While you’re waiting for me to start blogging, I thought I would publish a few of my “Saving (composer’s name)” series that I wrote for the Community MX blog some years back. This first one is about “Saving Mozart”. My son was in 8th grade when I wrote it. I mention the incomparable Peabody Conservatory in the post, and never dreamed that today my son would be a music major attending college there. So, here is the first in four “Saving” posts that I will add to my blog.
Posted Friday, May 13, 2005 12:59:37 PM by Sheri German
After three years of sitting in on the Howard County Middle School Gifted Talented Orchestra, it’s all over. My son joined the viola section in 6th grade, and I stayed for rehearsals partly because we live a half hour away and driving home, then back again made no sense. I also stayed, however, because I liked watching the music evolve from the first sight-read train wreck to a finished, polished gem. I liked watching the director, a master teacher who handled the children with skill and humor, mold pieces in the shortest time possible, as the bird flies. I fell into creating and managing the orchestra web site, helping with chairs, and organizing parent volunteers.
It’s all over now. My son is graduating from eighth grade. He probably didn’t always like having me there. I probably won’t be able to sit in on the equivalent high school orchestra, Howard Regional Youth Orchestra, that he hopes to join. So it is with a great deal of melancholy that I attended the final HCMSGTO concert of the year. I sat amazed, as always, at the quality of an orchestra that auditioned and accepted only children who played at a high level because they were willing to practice diligently. Still, even among these children, few will become professional musicians. There are just too few spots for professional classical musicians, coupled with ever dwindling audiences.
Why don’t young people like classical music? Or is it just that they think they don’t like classical music because of all the misconceptions out there? Even those with the best of intentions write things like “to become relaxed before bed, listen to classical music.” No wonder young people don’t give it a chance. I don’t like deadly dull, soporific music either. And classical music. is. not. dull. Nothing beats the savagery of Stravinksy’s Rite of Spring cranked up loud while you’re driving 70 on the Interstate.
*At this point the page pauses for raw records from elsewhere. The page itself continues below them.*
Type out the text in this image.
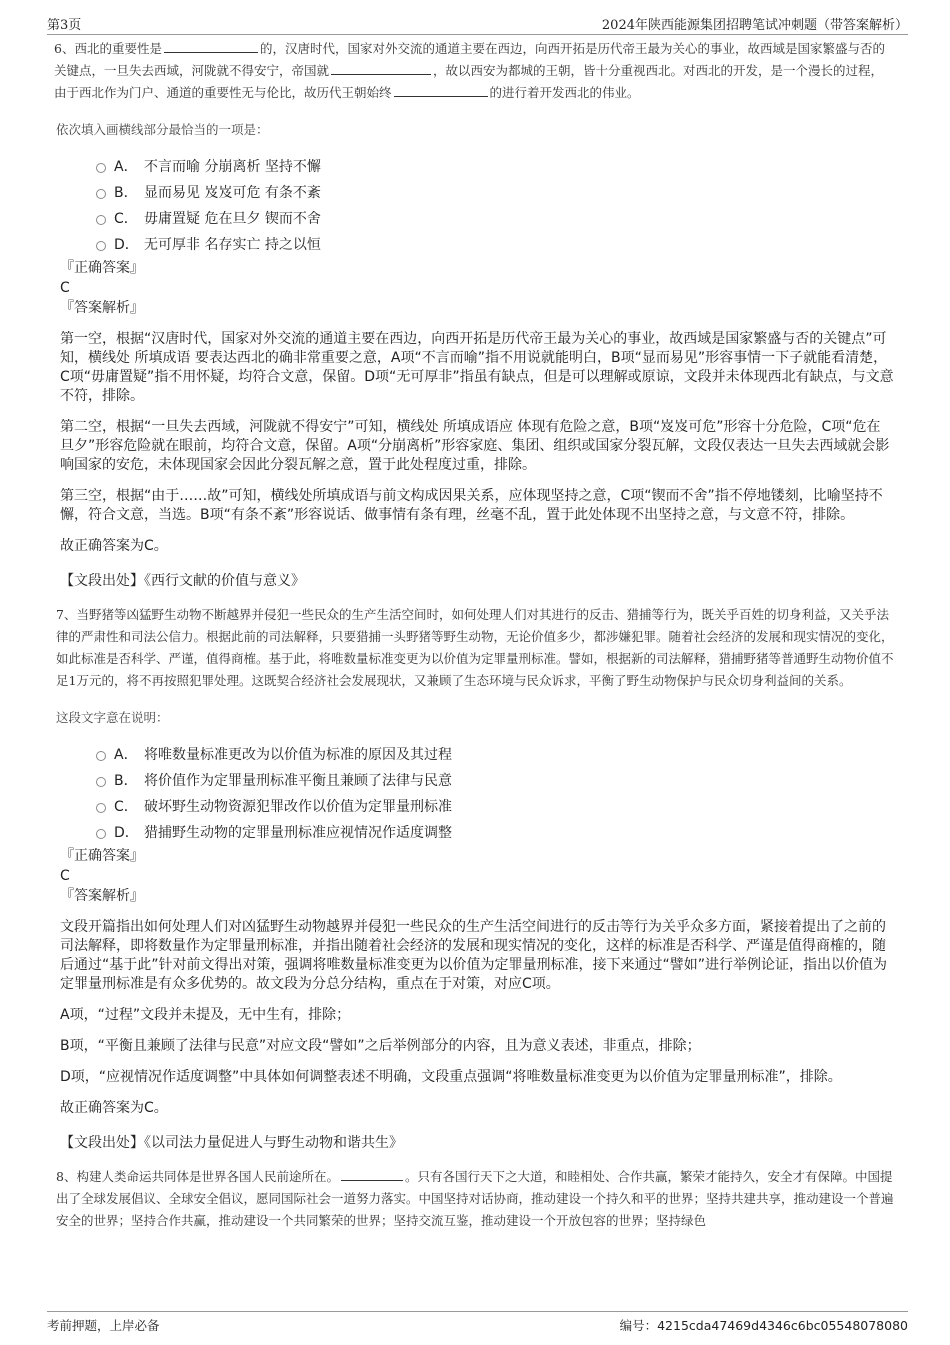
第3页	2024年陕西能源集团招聘笔试冲刺题（带答案解析）

6、西北的重要性是	的，汉唐时代，国家对外交流的通道主要在西边，向西开拓是历代帝王最为关心的事业，故西域是国家繁盛与否的关键点，一旦失去西域，河陇就不得安宁，帝国就	，故以西安为都城的王朝，皆十分重视西北。对西北的开发，是一个漫长的过程，由于西北作为门户、通道的重要性无与伦比，故历代王朝始终	的进行着开发西北的伟业。

依次填入画横线部分最恰当的一项是：
A． 不言而喻 分崩离析 坚持不懈
B． 显而易见 岌岌可危 有条不紊
C． 毋庸置疑 危在旦夕 锲而不舍
D． 无可厚非 名存实亡 持之以恒
『正确答案』
C
『答案解析』

第一空，根据“汉唐时代，国家对外交流的通道主要在西边，向西开拓是历代帝王最为关心的事业，故西域是国家繁盛与否的关键点”可知，横线处 所填成语 要表达西北的确非常重要之意，A项“不言而喻”指不用说就能明白，B项“显而易见”形容事情一下子就能看清楚，C项“毋庸置疑”指不用怀疑，均符合文意，保留。D项“无可厚非”指虽有缺点，但是可以理解或原谅，文段并未体现西北有缺点，与文意不符，排除。

第二空，根据“一旦失去西域，河陇就不得安宁”可知，横线处 所填成语应 体现有危险之意，B项“岌岌可危”形容十分危险，C项“危在旦夕”形容危险就在眼前，均符合文意，保留。A项“分崩离析”形容家庭、集团、组织或国家分裂瓦解，文段仅表达一旦失去西域就会影响国家的安危，未体现国家会因此分裂瓦解之意，置于此处程度过重，排除。

第三空，根据“由于……故”可知，横线处所填成语与前文构成因果关系，应体现坚持之意，C项“锲而不舍”指不停地镂刻，比喻坚持不懈，符合文意，当选。B项“有条不紊”形容说话、做事情有条有理，丝毫不乱，置于此处体现不出坚持之意，与文意不符，排除。

故正确答案为C。

【文段出处】《西行文献的价值与意义》

7、当野猪等凶猛野生动物不断越界并侵犯一些民众的生产生活空间时，如何处理人们对其进行的反击、猎捕等行为，既关乎百姓的切身利益，又关乎法律的严肃性和司法公信力。根据此前的司法解释，只要猎捕一头野猪等野生动物，无论价值多少，都涉嫌犯罪。随着社会经济的发展和现实情况的变化，如此标准是否科学、严谨，值得商榷。基于此，将唯数量标准变更为以价值为定罪量刑标准。譬如，根据新的司法解释，猎捕野猪等普通野生动物价值不足1万元的，将不再按照犯罪处理。这既契合经济社会发展现状，又兼顾了生态环境与民众诉求，平衡了野生动物保护与民众切身利益间的关系。

这段文字意在说明：
A． 将唯数量标准更改为以价值为标准的原因及其过程
B． 将价值作为定罪量刑标准平衡且兼顾了法律与民意
C． 破坏野生动物资源犯罪改作以价值为定罪量刑标准
D． 猎捕野生动物的定罪量刑标准应视情况作适度调整
『正确答案』
C
『答案解析』

文段开篇指出如何处理人们对凶猛野生动物越界并侵犯一些民众的生产生活空间进行的反击等行为关乎众多方面，紧接着提出了之前的司法解释，即将数量作为定罪量刑标准，并指出随着社会经济的发展和现实情况的变化，这样的标准是否科学、严谨是值得商榷的，随后通过“基于此”针对前文得出对策，强调将唯数量标准变更为以价值为定罪量刑标准，接下来通过“譬如”进行举例论证，指出以价值为定罪量刑标准是有众多优势的。故文段为分总分结构，重点在于对策，对应C项。

A项，“过程”文段并未提及，无中生有，排除；

B项，“平衡且兼顾了法律与民意”对应文段“譬如”之后举例部分的内容，且为意义表述，非重点，排除；

D项，“应视情况作适度调整”中具体如何调整表述不明确，文段重点强调“将唯数量标准变更为以价值为定罪量刑标准”，排除。

故正确答案为C。

【文段出处】《以司法力量促进人与野生动物和谐共生》

8、构建人类命运共同体是世界各国人民前途所在。	。只有各国行天下之大道，和睦相处、合作共赢，繁荣才能持久，安全才有保障。中国提出了全球发展倡议、全球安全倡议，愿同国际社会一道努力落实。中国坚持对话协商，推动建设一个持久和平的世界；坚持共建共享，推动建设一个普遍安全的世界；坚持合作共赢，推动建设一个共同繁荣的世界；坚持交流互鉴，推动建设一个开放包容的世界；坚持绿色

考前押题，上岸必备	编号：4215cda47469d4346c6bc05548078080
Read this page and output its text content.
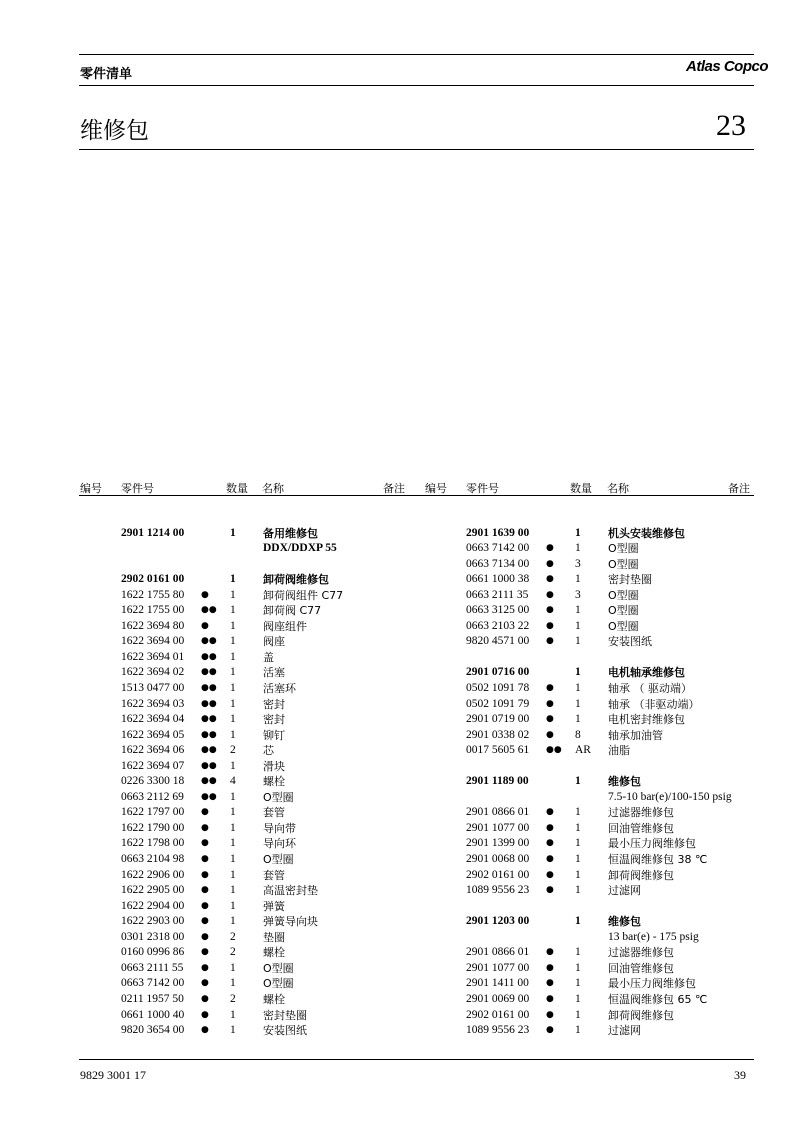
零件清单	Atlas Copco
维修包	23
编号 零件号	数量 名称	备注 编号 零件号	数量 名称	备注
2901 1214 00	1 备用维修包
DDX/DDXP 55
2902 0161 00	1 卸荷阀维修包
1622 1755 80 ● 1 卸荷阀组件 C77
1622 1755 00 ●● 1 卸荷阀 C77
1622 3694 80 ● 1 阀座组件
1622 3694 00 ●● 1 阀座
1622 3694 01 ●● 1 盖
1622 3694 02 ●● 1 活塞
1513 0477 00 ●● 1 活塞环
1622 3694 03 ●● 1 密封
1622 3694 04 ●● 1 密封
1622 3694 05 ●● 1 铆钉
1622 3694 06 ●● 2 芯
1622 3694 07 ●● 1 滑块
0226 3300 18 ●● 4 螺栓
0663 2112 69 ●● 1 O型圈
1622 1797 00 ● 1 套管
1622 1790 00 ● 1 导向带
1622 1798 00 ● 1 导向环
0663 2104 98 ● 1 O型圈
1622 2906 00 ● 1 套管
1622 2905 00 ● 1 高温密封垫
1622 2904 00 ● 1 弹簧
1622 2903 00 ● 1 弹簧导向块
0301 2318 00 ● 2 垫圈
0160 0996 86 ● 2 螺栓
0663 2111 55 ● 1 O型圈
0663 7142 00 ● 1 O型圈
0211 1957 50 ● 2 螺栓
0661 1000 40 ● 1 密封垫圈
9820 3654 00 ● 1 安装图纸
2901 1639 00	1 机头安装维修包
0663 7142 00 ● 1 O型圈
0663 7134 00 ● 3 O型圈
0661 1000 38 ● 1 密封垫圈
0663 2111 35 ● 3 O型圈
0663 3125 00 ● 1 O型圈
0663 2103 22 ● 1 O型圈
9820 4571 00 ● 1 安装图纸
2901 0716 00	1 电机轴承维修包
0502 1091 78 ● 1 轴承 （ 驱动端）
0502 1091 79 ● 1 轴承 （非驱动端）
2901 0719 00 ● 1 电机密封维修包
2901 0338 02 ● 8 轴承加油管
0017 5605 61 ●● AR 油脂
2901 1189 00	1 维修包
7.5-10 bar(e)/100-150 psig
2901 0866 01 ● 1 过滤器维修包
2901 1077 00 ● 1 回油管维修包
2901 1399 00 ● 1 最小压力阀维修包
2901 0068 00 ● 1 恒温阀维修包 38 ℃
2902 0161 00 ● 1 卸荷阀维修包
1089 9556 23 ● 1 过滤网
2901 1203 00	1 维修包
13 bar(e) - 175 psig
2901 0866 01 ● 1 过滤器维修包
2901 1077 00 ● 1 回油管维修包
2901 1411 00 ● 1 最小压力阀维修包
2901 0069 00 ● 1 恒温阀维修包 65 ℃
2902 0161 00 ● 1 卸荷阀维修包
1089 9556 23 ● 1 过滤网
9829 3001 17	39
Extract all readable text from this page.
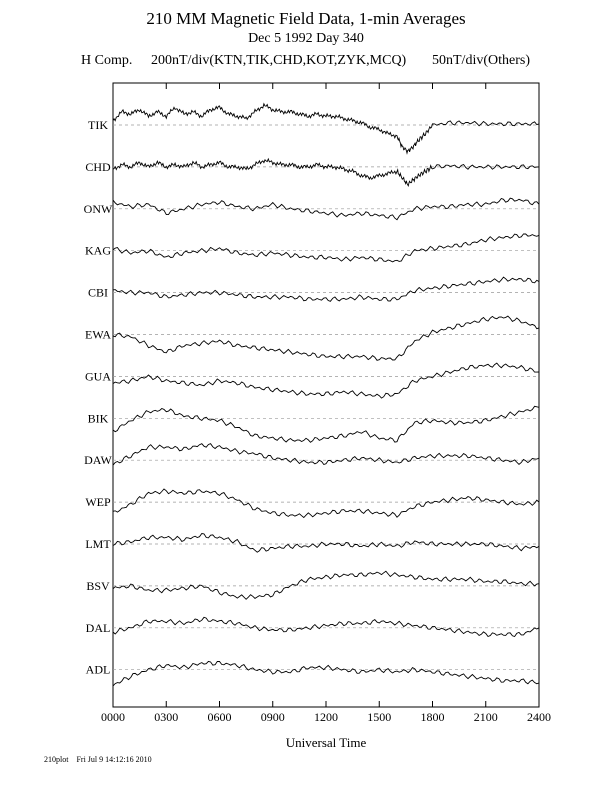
210 MM Magnetic Field Data, 1-min Averages
Dec 5 1992 Day 340
H Comp. 200nT/div(KTN,TIK,CHD,KOT,ZYK,MCQ) 50nT/div(Others)
TIK
CHD
ONW
KAG
CBI
EWA
GUA
BIK
DAW
WEP
LMT
BSV
DAL
ADL
0000 0300 0600 0900 1200 1500 1800 2100 2400
Universal Time
210plot Fri Jul 9 14:12:16 2010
Shostakovich’s Piano Trio in e minor would give any heavy metal piece a run for its money, written as it was on the theme of Jews being forced to dance before being shot by the Nazis. Or how about this? Last summer we drove through the Austrian Alps with Wagner Overtures blasting from the bus CD player. Everyone–young and old–got a rush from that. Classical music appeals to my Dionysian side, not my meek and mild side.
So how do we save Mozart? A lot rests with our music educators, many of whom are confined to teaching in janitor’s closets, like our daughter’s string orchestra teacher was for her first couple years of high school. Engaged in an underground movement of sorts (competing as they are for dollars that many parents would prefer to see put into sports), the dedicated music teachers of Howard County are answering the challenge. At the final orchestra concert, the superintendent of music took the mike and told the audience that Howard County had just been named one of the top school systems in the country for music.
It helps that our county is within spitting distance of Peabody Conservatory (a division of John Hopkins), and is awash with the highest quality teachers, both private and in our schools. It helps that we have educated families who recognize the value of music lessons and are willing to see that their children get them. But what will save Mozart is the dedication of our music teachers as they give time to all the extracurricular orchestras, bands, and festivals that the county hosts. Yes, most of the children in these groups will not become professionals, but they will become audiences.
And as wonderful as it is to have YoYo Ma and Joshua Bell and Wynton Marsalis, in the end only audiences – head over heels in love with the music – can save Mozart.